Wir sind bei den erfolgreichen Branchenmindestlöhnen mit
der Tarifautonomie gut gefahren (…). In der CDU analysieren
wir derzeit Modelle, in denen eine unabhängige Kommission
aus Arbeitgebervertretern, Gewerkschaften und Experten der
Wissenschaft Lohnuntergrenzen für die weißen Flecken der Tariflandkarte findet, wo weder Gewerkschaft noch Arbeitgeberverbände genügend Einfluss haben, um faire, auskömmliche
Löhne durchzusetzen.“
Bundesarbeitsministerin Dr. Ursula von der Leyen im Deutschlandradio,
31.10.2011
„Wenn eine allgemeine gesetzliche Lohnuntergrenze vereinbart werden soll auf Vorschlag einer Kommission, dann ist dies
ein politischer gesetzlicher Mindestlohn. (…) Ich meine, damit
werden in beträchtlichem Umfang Arbeitsplätze gefährdet und
im Falle einer Einführung eines Mindestlohns sogar aufgegeben. (…) Gerade die Entwicklung der letzten eineinhalb Jahre
zeigt, dass unsere Regelungen sehr günstig waren, es haben
sehr viele Nicht- und Geringstqualifizierte und auch Langzeitarbeitslose jetzt wieder den Einstieg in Arbeit geschafft. (…).“
Arbeitgeberpräsident Dr. Dieter Hundt im Deutschlandradio Kultur, 31.10.11
Arbeitsaufträge
1. Definieren Sie in eigenen Worten, was Mindestlöhne sind.

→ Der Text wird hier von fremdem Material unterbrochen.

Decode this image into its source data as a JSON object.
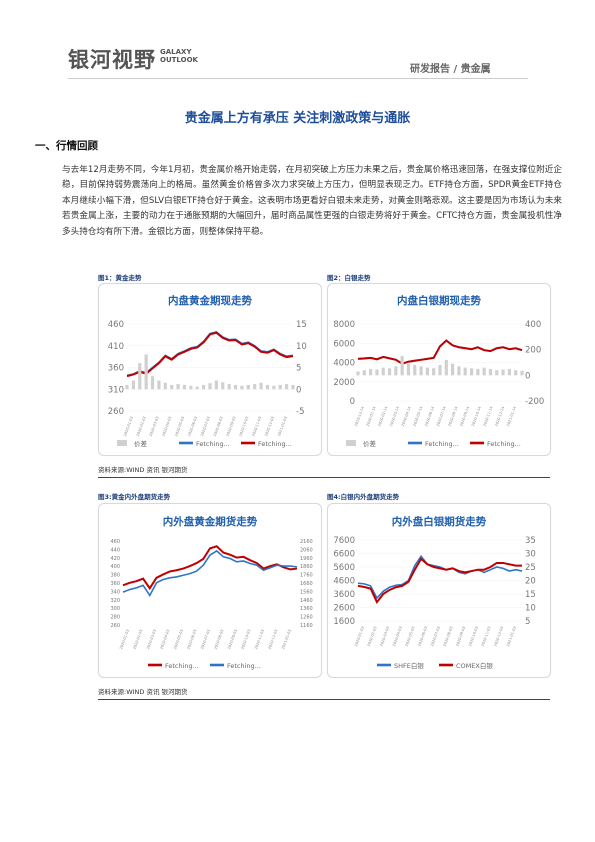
{
  "header": {
    "logo_cn": "银河视野",
    "logo_en_line1": "GALAXY",
    "logo_en_line2": "OUTLOOK",
    "right": "研发报告 / 贵金属"
  },
  "title": "贵金属上方有承压 关注刺激政策与通胀",
  "section": "一、行情回顾",
  "paragraph": "与去年12月走势不同，今年1月初，贵金属价格开始走弱，在月初突破上方压力未果之后，贵金属价格迅速回落，在强支撑位附近企稳，目前保持弱势震荡向上的格局。虽然黄金价格曾多次力求突破上方压力，但明显表现乏力。ETF持仓方面，SPDR黄金ETF持仓本月继续小幅下滑，但SLV白银ETF持仓好于黄金。这表明市场更看好白银未来走势，对黄金则略悲观。这主要是因为市场认为未来若贵金属上涨，主要的动力在于通胀预期的大幅回升，届时商品属性更强的白银走势将好于黄金。CFTC持仓方面，贵金属投机性净多头持仓均有所下滑。金银比方面，则整体保持平稳。",
  "figures": {
    "fig1_caption": "图1：黄金走势",
    "fig2_caption": "图2：白银走势",
    "fig3_caption": "图3:黄金内外盘期货走势",
    "fig4_caption": "图4:白银内外盘期货走势",
    "source1": "资料来源:WIND 资讯   银河期货",
    "source2": "资料来源:WIND 资讯   银河期货"
  },
  "colors": {
    "title": "#1f4e9a",
    "blue_series": "#2e75c8",
    "red_series": "#c00000",
    "spread_area": "#d9d9d9"
  },
  "chart_data": [
    {
      "type": "line",
      "title": "内盘黄金期现走势",
      "left_ticks": [
        "460",
        "410",
        "360",
        "310",
        "260"
      ],
      "right_ticks": [
        "15",
        "10",
        "5",
        "0",
        "-5"
      ],
      "ylim_left": [
        260,
        460
      ],
      "ylim_right": [
        -5,
        15
      ],
      "x_ticks": [
        "2020-01-03",
        "2020-02-03",
        "2020-03-03",
        "2020-04-03",
        "2020-05-03",
        "2020-06-03",
        "2020-07-03",
        "2020-08-03",
        "2020-09-03",
        "2020-10-03",
        "2020-11-03",
        "2020-12-03",
        "2021-01-03"
      ],
      "legend": [
        "价差",
        "Fetching...",
        "Fetching..."
      ],
      "series": [
        {
          "name": "Fetching...",
          "axis": "left",
          "color": "blue",
          "values": [
            342,
            345,
            352,
            348,
            360,
            372,
            388,
            380,
            392,
            398,
            405,
            408,
            420,
            438,
            442,
            430,
            424,
            425,
            415,
            418,
            410,
            398,
            396,
            402,
            392,
            386,
            388
          ]
        },
        {
          "name": "Fetching...",
          "axis": "left",
          "color": "red",
          "values": [
            340,
            344,
            350,
            346,
            358,
            370,
            386,
            378,
            390,
            396,
            403,
            406,
            418,
            436,
            440,
            428,
            422,
            423,
            413,
            416,
            408,
            396,
            394,
            400,
            390,
            384,
            386
          ]
        },
        {
          "name": "价差",
          "axis": "right",
          "color": "gray",
          "values": [
            1,
            2,
            6,
            8,
            3,
            2,
            1.5,
            1,
            1.2,
            1,
            0.8,
            0.6,
            1,
            1.4,
            2,
            1.6,
            1.2,
            1,
            0.8,
            1,
            1.2,
            1.5,
            1,
            0.8,
            1,
            1.2,
            1
          ]
        }
      ]
    },
    {
      "type": "line",
      "title": "内盘白银期现走势",
      "left_ticks": [
        "8000",
        "6000",
        "4000",
        "2000",
        "0"
      ],
      "right_ticks": [
        "400",
        "200",
        "0",
        "-200"
      ],
      "ylim_left": [
        0,
        8000
      ],
      "ylim_right": [
        -200,
        400
      ],
      "x_ticks": [
        "2019-12-14",
        "2020-01-14",
        "2020-02-14",
        "2020-03-14",
        "2020-04-14",
        "2020-05-14",
        "2020-06-14",
        "2020-07-14",
        "2020-08-14",
        "2020-09-14",
        "2020-10-14",
        "2020-11-14",
        "2020-12-14",
        "2021-01-14"
      ],
      "legend": [
        "价差",
        "Fetching...",
        "Fetching..."
      ],
      "series": [
        {
          "name": "Fetching...",
          "axis": "left",
          "color": "blue",
          "values": [
            4400,
            4450,
            4500,
            4350,
            4600,
            4450,
            4300,
            3900,
            4100,
            4200,
            4300,
            4400,
            4500,
            5700,
            6300,
            5800,
            5600,
            5500,
            5400,
            5600,
            5300,
            5200,
            5500,
            5600,
            5400,
            5500,
            5300
          ]
        },
        {
          "name": "Fetching...",
          "axis": "left",
          "color": "red",
          "values": [
            4380,
            4420,
            4480,
            4330,
            4580,
            4430,
            4280,
            3880,
            4080,
            4180,
            4280,
            4380,
            4480,
            5680,
            6280,
            5780,
            5580,
            5480,
            5380,
            5580,
            5280,
            5180,
            5480,
            5580,
            5380,
            5480,
            5280
          ]
        },
        {
          "name": "价差",
          "axis": "right",
          "color": "gray",
          "values": [
            30,
            40,
            50,
            45,
            60,
            55,
            70,
            150,
            90,
            80,
            70,
            60,
            55,
            80,
            120,
            90,
            70,
            60,
            55,
            50,
            60,
            50,
            40,
            45,
            50,
            40,
            35
          ]
        }
      ]
    },
    {
      "type": "line",
      "title": "内外盘黄金期货走势",
      "left_ticks": [
        "460",
        "440",
        "420",
        "400",
        "380",
        "360",
        "340",
        "320",
        "300",
        "280",
        "260"
      ],
      "right_ticks": [
        "2160",
        "2060",
        "1960",
        "1860",
        "1760",
        "1660",
        "1560",
        "1460",
        "1360",
        "1260",
        "1160"
      ],
      "ylim_left": [
        260,
        460
      ],
      "ylim_right": [
        1160,
        2160
      ],
      "x_ticks": [
        "2020-01-03",
        "2020-02-03",
        "2020-03-03",
        "2020-04-03",
        "2020-05-03",
        "2020-06-03",
        "2020-07-03",
        "2020-08-03",
        "2020-09-03",
        "2020-10-03",
        "2020-11-03",
        "2020-12-03",
        "2021-01-03"
      ],
      "legend": [
        "Fetching...",
        "Fetching..."
      ],
      "series": [
        {
          "name": "Fetching...",
          "axis": "left",
          "color": "red",
          "values": [
            352,
            358,
            362,
            368,
            345,
            370,
            378,
            385,
            388,
            392,
            398,
            405,
            415,
            440,
            445,
            430,
            425,
            418,
            420,
            412,
            405,
            392,
            398,
            402,
            395,
            390,
            392
          ]
        },
        {
          "name": "Fetching...",
          "axis": "right",
          "color": "blue",
          "values": [
            1540,
            1570,
            1590,
            1620,
            1500,
            1650,
            1690,
            1710,
            1720,
            1740,
            1760,
            1790,
            1860,
            1980,
            2030,
            1960,
            1940,
            1900,
            1910,
            1880,
            1860,
            1800,
            1830,
            1860,
            1850,
            1850,
            1840
          ]
        }
      ]
    },
    {
      "type": "line",
      "title": "内外盘白银期货走势",
      "left_ticks": [
        "7600",
        "6600",
        "5600",
        "4600",
        "3600",
        "2600",
        "1600"
      ],
      "right_ticks": [
        "35",
        "30",
        "25",
        "20",
        "15",
        "10",
        "5"
      ],
      "ylim_left": [
        1600,
        7600
      ],
      "ylim_right": [
        5,
        35
      ],
      "x_ticks": [
        "2020-01-03",
        "2020-02-03",
        "2020-03-03",
        "2020-04-03",
        "2020-05-03",
        "2020-06-03",
        "2020-07-03",
        "2020-08-03",
        "2020-09-03",
        "2020-10-03",
        "2020-11-03",
        "2020-12-03",
        "2021-01-03"
      ],
      "legend": [
        "SHFE白银",
        "COMEX白银"
      ],
      "series": [
        {
          "name": "SHFE白银",
          "axis": "left",
          "color": "blue",
          "values": [
            4400,
            4350,
            4200,
            3300,
            3800,
            4100,
            4250,
            4300,
            4600,
            5700,
            6400,
            5800,
            5700,
            5600,
            5400,
            5500,
            5200,
            5100,
            5300,
            5400,
            5200,
            5400,
            5600,
            5500,
            5300,
            5400,
            5300
          ]
        },
        {
          "name": "COMEX白银",
          "axis": "right",
          "color": "red",
          "values": [
            18,
            17.6,
            17,
            12,
            15,
            16.5,
            17.5,
            18,
            19.5,
            24,
            28,
            26,
            25,
            24.5,
            24,
            24.5,
            23.5,
            23,
            23.5,
            24,
            24,
            25,
            26.5,
            26.5,
            26,
            25.5,
            25.5
          ]
        }
      ]
    }
  ]
}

2. Erarbeiten Sie aus den Positionen von Arbeitgeberverbänden, Gewerkschaften und Regierung Pro- und KontraArgumente und stellen Sie diese in einer Tabelle gegenüber.
3. Sind Sie für oder gegen die Einführung. eines allgemeinen Mindestlohns? Formulieren Sie eine Stellungnahme,
indem Sie die verschiedenen Argumente gegeneinander abwägen.